Figure 3.1 The phase portrait for two systems: (left figure) \(\dot{x} = 1-x^2+y,\dot{y}=x\) and (right figure) \(\dot{x}=1-x^2+y,\dot{y}=-x\), with common fixed point \((0,-1)\).
Question: When does this linear analysis give accurate information about the behaviour of the full nonlinear problem? It will turn out that the behaviour if \(b>0\) is a good sense of the general behaviour (locally) whilst this may not be the case if \(b<0\). For instance, the trajectories of the system \(\dot{x}=1-x^2+y,\dot{y}=-x-x^2\) around the fixed point \((0,-1)\) are spirals. For the above system \(\dot{x}=1-ax^2+y,\dot{y}=bx\), you can show that \[ V(x,y)=(2a^2x^2-2a+b-2ay)\exp(2ay/b) \] is conserved under the full system (2), and the trajectories are governed by \(V(x,y)=C\) for different constants \(C\).

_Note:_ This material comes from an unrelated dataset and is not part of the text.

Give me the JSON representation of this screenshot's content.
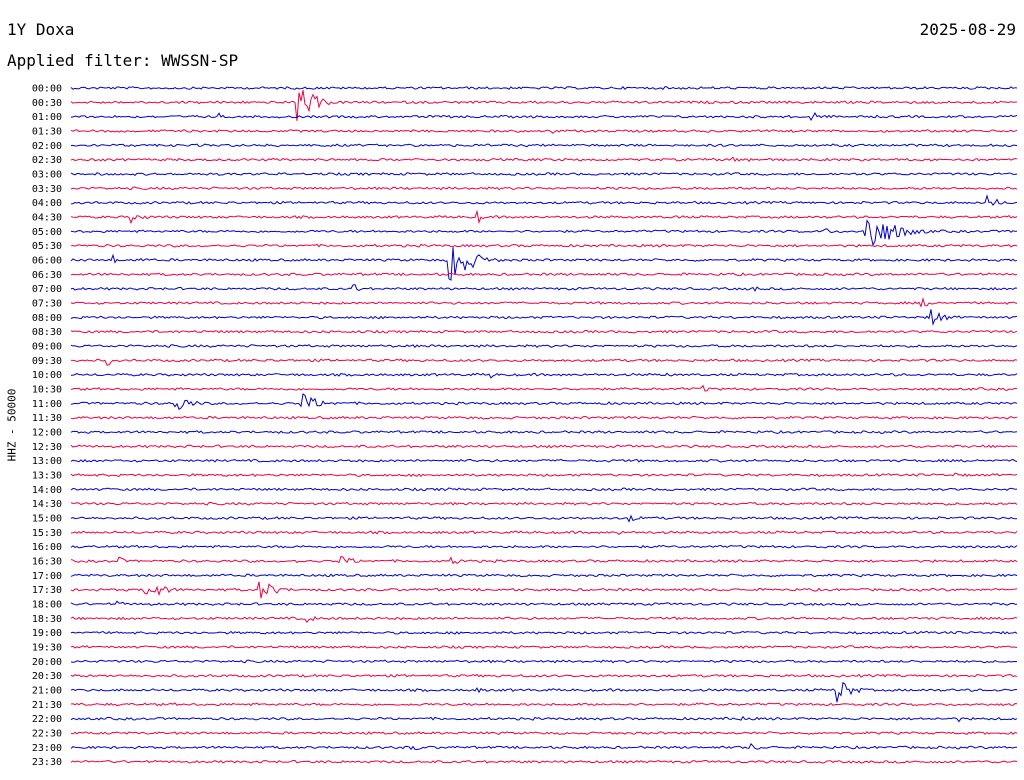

Consider the previous example with \(a=1\), so that the sysmtem becomes \[ \dot{x} = 1-x^2+y,\quad \dot{y} = bx. \] Move the slider to change the value of \(b\), and see how the qualitative behaviour of the system changes as \(b\) crosses the value zero, especially for points starting on the positive \(y\)-axis. The sensitive dependence of the behaviour when the parameter is changed around a particular value is called bifurcation, the topic of Chapter 6.